BREAKING NEWS

Sarkozy discriminating against minorities, says opposition

PARIS — French President Nicolas Sarkozy has come under attack from French opposition lawmakers and media following a host of new government proposals targeting Gypsies and immigrants suspected of crimes.
Critics said President Nicolas Sarkozy was pandering to the far-right in a bid to boost his popularity.
The interior minister defended the measures, calling them part of France's "war against insecurity."
Sarkozy said Friday that he wants to revoke the French citizenship of immigrants who endanger the life of police officers. The speech Friday in the southeastern city of Grenoble — the site of recent clashes between youth and police — was a dramatic move to the right even for the conservative leader, who has put forward a law-and-order image.

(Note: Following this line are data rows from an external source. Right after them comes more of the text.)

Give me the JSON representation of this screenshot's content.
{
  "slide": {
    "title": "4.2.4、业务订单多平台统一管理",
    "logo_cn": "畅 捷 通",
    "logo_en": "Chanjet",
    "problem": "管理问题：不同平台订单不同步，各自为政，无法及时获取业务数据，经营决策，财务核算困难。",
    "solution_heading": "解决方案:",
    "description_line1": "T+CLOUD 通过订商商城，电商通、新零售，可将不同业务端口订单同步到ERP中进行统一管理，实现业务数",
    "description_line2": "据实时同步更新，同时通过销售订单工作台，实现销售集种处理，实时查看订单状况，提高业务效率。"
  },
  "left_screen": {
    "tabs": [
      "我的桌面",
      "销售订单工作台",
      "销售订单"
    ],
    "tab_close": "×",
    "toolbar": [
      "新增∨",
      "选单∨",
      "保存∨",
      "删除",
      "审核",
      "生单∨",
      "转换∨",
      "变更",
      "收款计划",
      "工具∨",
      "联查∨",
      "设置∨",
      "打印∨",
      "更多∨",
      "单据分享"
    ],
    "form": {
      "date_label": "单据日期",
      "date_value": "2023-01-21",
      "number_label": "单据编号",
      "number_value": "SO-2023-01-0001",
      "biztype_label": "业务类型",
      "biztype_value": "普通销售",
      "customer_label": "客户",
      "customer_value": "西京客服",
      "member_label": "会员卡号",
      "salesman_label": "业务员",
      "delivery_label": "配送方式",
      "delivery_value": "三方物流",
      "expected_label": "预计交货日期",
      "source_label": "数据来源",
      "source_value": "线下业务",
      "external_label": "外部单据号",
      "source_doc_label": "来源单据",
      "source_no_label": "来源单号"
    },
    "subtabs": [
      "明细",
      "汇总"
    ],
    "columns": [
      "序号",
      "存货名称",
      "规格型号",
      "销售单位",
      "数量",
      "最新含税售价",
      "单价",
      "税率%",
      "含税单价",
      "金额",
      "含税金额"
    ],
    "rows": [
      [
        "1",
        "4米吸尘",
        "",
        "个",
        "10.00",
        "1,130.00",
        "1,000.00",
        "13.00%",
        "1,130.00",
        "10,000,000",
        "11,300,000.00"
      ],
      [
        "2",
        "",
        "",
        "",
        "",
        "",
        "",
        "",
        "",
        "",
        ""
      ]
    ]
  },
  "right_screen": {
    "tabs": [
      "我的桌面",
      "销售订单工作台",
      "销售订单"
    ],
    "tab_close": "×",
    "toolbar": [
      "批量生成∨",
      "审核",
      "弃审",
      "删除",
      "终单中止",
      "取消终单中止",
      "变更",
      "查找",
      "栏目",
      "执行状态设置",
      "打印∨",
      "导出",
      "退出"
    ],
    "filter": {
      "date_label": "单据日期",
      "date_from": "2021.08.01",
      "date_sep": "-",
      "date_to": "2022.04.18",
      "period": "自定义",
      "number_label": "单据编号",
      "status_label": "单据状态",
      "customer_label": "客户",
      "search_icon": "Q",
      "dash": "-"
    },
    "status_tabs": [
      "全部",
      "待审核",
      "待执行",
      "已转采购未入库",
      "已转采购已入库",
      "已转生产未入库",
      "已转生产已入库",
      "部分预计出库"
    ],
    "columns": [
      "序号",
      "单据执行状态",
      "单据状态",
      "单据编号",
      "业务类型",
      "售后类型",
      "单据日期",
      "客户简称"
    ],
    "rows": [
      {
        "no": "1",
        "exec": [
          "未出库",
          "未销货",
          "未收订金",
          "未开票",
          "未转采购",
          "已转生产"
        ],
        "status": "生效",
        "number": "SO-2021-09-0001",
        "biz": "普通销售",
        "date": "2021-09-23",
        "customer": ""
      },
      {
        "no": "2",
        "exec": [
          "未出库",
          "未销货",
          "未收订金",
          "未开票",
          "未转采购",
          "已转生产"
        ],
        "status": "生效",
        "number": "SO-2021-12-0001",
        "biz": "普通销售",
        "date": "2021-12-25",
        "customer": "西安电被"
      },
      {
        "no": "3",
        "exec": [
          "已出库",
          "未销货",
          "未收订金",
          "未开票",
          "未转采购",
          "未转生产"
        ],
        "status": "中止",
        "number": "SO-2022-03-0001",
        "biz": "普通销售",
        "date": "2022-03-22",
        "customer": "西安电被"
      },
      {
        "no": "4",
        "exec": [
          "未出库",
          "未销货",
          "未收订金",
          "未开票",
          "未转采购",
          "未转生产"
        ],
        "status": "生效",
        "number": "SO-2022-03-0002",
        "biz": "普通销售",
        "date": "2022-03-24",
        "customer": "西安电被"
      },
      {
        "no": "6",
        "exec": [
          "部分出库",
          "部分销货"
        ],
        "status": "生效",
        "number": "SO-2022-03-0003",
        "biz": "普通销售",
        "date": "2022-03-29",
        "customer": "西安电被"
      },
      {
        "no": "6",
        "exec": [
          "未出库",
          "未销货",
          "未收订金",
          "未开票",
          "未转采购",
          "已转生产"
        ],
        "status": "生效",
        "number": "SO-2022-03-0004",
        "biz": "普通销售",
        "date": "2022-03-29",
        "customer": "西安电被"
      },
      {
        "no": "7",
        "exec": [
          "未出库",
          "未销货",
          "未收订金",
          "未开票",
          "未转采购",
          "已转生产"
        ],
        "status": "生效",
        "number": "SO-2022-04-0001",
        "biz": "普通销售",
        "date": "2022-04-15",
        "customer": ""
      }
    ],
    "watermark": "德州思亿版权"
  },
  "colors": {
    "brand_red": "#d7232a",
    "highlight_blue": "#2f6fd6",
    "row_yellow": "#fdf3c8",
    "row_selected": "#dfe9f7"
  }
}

Earlier in the week, Sarkozy pushed for a change in France's immigration law to make it easier to expel Gypsies, or Roma, in the country illegally and pledged to evacuate their camps, which he called a source of trafficking, prostitution and child exploitation.
The centrist Journal du Dimanche newspaper suggested that Sarkozy was staking his claim to the anti-immigrant platform that has for decades been a mainstay of the extreme-right National Front party, in a bid to win the support of deeply conservative swaths of the population and the minority far-right.
Sarkozy's approval rating has been sliding.